Solving Logarithmic Equations — Free Game

Solving Logarithmic Equations

A logarithmic equation is an equation where the variable is found inside a logarithm. To solve these equations, the general strategy is to use logarithm properties to combine terms into a single logarithm, and then convert the equation into exponential form.

Key Properties to Remember

Before jumping into solving, make sure you know these fundamental logarithm rules:

Product Rule: $\log_b(xy) = \log_b(x) + \log_b(y)$
Quotient Rule: $\log_b\left(\frac{x}{y}\right) = \log_b(x) - \log_b(y)$
Exponential Conversion: $\log_b(x) = y \iff b^y = x$
One-to-One Property: If $\log_b(x) = \log_b(y)$ , then $x = y$

The 4-Step Method

Condense: If there are multiple logarithms on one side of the equation, use the product or quotient rules to combine them into a single logarithm.
Convert: Rewrite the equation in exponential form to eliminate the logarithm. (If both sides have a single logarithm with the same base, just drop the logs using the one-to-one property).
Solve: Solve the resulting algebraic equation.
Check: This is crucial!
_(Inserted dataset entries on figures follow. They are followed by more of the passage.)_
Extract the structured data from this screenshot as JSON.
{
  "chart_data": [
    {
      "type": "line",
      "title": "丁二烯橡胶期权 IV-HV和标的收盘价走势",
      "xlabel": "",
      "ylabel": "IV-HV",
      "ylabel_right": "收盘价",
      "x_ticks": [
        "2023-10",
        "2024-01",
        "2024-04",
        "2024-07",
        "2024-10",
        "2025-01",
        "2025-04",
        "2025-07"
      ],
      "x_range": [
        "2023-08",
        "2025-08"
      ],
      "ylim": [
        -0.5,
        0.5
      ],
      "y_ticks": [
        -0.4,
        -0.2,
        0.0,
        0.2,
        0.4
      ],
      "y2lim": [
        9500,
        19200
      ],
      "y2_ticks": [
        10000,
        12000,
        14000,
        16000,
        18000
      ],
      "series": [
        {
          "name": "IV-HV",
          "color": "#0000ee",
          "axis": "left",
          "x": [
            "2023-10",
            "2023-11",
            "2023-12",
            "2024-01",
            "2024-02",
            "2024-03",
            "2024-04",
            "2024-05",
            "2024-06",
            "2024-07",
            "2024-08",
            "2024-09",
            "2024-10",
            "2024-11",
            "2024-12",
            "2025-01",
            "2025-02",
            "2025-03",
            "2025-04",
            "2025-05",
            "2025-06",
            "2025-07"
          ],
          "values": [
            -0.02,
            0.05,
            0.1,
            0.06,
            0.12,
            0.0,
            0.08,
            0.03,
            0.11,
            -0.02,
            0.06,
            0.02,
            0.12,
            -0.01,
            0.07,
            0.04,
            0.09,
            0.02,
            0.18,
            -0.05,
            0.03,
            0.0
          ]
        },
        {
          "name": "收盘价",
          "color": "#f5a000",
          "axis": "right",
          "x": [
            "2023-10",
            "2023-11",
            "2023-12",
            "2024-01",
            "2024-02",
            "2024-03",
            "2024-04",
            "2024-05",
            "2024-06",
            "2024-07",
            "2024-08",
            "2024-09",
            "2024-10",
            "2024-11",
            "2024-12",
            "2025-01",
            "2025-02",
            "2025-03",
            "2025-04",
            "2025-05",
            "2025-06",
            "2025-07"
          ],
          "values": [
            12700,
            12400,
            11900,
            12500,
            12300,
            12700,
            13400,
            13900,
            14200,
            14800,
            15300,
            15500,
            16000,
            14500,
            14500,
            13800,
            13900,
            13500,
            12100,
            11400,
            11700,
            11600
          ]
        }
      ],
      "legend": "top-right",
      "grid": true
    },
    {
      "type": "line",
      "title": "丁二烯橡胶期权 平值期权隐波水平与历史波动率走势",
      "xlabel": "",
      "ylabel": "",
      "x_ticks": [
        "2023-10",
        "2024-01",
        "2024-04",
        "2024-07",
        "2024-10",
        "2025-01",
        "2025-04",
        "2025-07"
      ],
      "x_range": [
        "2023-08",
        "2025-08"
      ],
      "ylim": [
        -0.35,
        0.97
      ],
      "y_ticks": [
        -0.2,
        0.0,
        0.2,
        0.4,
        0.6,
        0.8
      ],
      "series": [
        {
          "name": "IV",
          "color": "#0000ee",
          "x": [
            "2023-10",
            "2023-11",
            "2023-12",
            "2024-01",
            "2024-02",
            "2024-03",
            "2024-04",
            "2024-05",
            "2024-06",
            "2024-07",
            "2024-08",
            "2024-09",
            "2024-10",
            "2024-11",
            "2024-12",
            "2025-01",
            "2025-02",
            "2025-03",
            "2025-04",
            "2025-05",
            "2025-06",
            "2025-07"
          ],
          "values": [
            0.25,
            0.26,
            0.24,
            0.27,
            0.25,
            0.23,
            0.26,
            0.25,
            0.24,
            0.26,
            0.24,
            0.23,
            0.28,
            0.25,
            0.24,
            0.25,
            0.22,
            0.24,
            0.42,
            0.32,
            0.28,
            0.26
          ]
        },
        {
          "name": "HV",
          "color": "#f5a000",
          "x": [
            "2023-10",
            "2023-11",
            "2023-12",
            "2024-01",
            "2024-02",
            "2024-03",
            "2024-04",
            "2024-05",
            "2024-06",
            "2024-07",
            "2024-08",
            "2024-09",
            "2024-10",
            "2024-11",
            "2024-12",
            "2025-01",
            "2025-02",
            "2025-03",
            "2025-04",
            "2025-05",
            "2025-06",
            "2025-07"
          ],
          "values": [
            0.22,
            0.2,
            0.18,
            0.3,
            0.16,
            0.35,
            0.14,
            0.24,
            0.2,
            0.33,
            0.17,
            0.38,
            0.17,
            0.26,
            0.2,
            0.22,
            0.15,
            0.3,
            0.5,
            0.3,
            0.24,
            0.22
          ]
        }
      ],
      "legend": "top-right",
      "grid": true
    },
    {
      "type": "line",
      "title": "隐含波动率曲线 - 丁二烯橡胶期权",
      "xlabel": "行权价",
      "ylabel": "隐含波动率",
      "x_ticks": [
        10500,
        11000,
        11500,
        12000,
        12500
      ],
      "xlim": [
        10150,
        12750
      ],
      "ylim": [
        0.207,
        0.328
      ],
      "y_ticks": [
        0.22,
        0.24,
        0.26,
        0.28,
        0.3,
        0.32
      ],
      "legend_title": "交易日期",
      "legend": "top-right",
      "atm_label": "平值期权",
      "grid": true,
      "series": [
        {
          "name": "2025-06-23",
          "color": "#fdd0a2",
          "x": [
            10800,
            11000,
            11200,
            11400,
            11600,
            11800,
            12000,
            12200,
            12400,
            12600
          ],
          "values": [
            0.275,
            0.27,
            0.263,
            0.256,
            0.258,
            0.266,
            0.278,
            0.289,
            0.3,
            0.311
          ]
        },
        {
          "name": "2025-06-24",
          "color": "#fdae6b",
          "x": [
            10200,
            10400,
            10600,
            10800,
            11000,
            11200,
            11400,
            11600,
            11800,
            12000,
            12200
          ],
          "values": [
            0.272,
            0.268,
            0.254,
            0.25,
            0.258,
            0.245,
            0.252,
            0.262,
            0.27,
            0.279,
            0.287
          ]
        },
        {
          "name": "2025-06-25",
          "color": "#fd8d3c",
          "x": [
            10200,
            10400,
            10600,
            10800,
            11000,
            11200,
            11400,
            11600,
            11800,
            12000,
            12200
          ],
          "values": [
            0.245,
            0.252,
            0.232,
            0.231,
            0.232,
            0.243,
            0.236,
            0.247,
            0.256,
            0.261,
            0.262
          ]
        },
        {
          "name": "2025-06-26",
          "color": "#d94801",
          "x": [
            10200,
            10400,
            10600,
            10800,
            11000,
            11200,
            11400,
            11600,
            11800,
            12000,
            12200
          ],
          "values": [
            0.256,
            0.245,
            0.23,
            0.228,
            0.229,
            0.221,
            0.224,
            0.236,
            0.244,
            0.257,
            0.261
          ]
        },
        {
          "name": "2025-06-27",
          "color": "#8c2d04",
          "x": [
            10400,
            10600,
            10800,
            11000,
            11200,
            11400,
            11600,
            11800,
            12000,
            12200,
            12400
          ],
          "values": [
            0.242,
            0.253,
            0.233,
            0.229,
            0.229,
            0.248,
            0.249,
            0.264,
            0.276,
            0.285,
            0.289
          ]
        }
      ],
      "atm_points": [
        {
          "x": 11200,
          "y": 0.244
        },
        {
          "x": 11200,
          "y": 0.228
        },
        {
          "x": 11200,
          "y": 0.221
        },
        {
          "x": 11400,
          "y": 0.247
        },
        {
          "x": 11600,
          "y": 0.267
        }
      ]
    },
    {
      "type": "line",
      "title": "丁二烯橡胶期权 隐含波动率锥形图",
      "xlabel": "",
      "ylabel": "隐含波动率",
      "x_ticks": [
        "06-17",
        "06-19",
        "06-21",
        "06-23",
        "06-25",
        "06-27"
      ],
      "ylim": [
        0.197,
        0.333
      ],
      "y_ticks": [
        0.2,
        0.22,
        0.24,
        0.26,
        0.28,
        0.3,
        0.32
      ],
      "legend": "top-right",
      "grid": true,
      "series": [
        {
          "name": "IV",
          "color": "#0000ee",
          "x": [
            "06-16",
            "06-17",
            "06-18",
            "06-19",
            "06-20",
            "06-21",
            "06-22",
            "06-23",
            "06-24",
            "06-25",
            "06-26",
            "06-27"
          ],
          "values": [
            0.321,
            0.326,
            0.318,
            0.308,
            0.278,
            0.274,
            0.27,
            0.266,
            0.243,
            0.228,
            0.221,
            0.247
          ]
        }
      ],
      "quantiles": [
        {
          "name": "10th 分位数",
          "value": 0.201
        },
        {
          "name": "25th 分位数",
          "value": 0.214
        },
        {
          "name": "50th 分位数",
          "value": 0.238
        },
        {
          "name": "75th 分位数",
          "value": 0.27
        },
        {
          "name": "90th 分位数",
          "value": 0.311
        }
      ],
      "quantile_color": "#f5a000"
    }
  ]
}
The argument (inside) of a logarithm must always be strictly greater than zero. You must plug your answers back into the original equation to check for "extraneous" (invalid) solutions.

Example 1: Converting to Exponential Form

Solve: $\log_2(x) + \log_2(x - 2) = 3$

Step 1: Condense the logarithms. Use the product rule to combine the left side:

$\log_2(x(x - 2)) = 3$

Step 2: Convert to exponential form.

$2^3 = x(x - 2)$

Step 3: Solve the equation.

$8 = x^2 - 2x$

$x^2 - 2x - 8 = 0$

$(x - 4)(x + 2) = 0$

This gives us two potential solutions: $x = 4$ and $x = -2$ .

Step 4: Check for extraneous solutions. If we plug $x = -2$ into the original equation, we get $\log_2(-2)$ , which is undefined because we cannot take the logarithm of a negative number or zero. Therefore, $x = -2$ is an extraneous solution. The only valid solution is $x = 4$ .

Example 2: Using the One-to-One Property

Solve: $\ln(x + 1) - \ln(x - 1) = \ln 3$

Step 1: Condense the logarithms. Use the quotient rule on the left side:

$\ln\left(\frac{x + 1}{x - 1}\right) = \ln 3$

Step 2: Use the one-to-one property. Since both sides are natural logs ( $\ln$ ), we can set their arguments equal to each other:

$\frac{x + 1}{x - 1} = 3$

Step 3: Solve the equation. Multiply both sides by $(x - 1)$ :

$x + 1 = 3(x - 1)$

$x + 1 = 3x - 3$

$4 = 2x$

$x = 2$

Step 4: Check your answer. Plug $x = 2$ into the original equation arguments: $(2 + 1) = 3 > 0$ and $(2 - 1) = 1 > 0$ . Both arguments are positive, so $x = 2$ is a valid solution.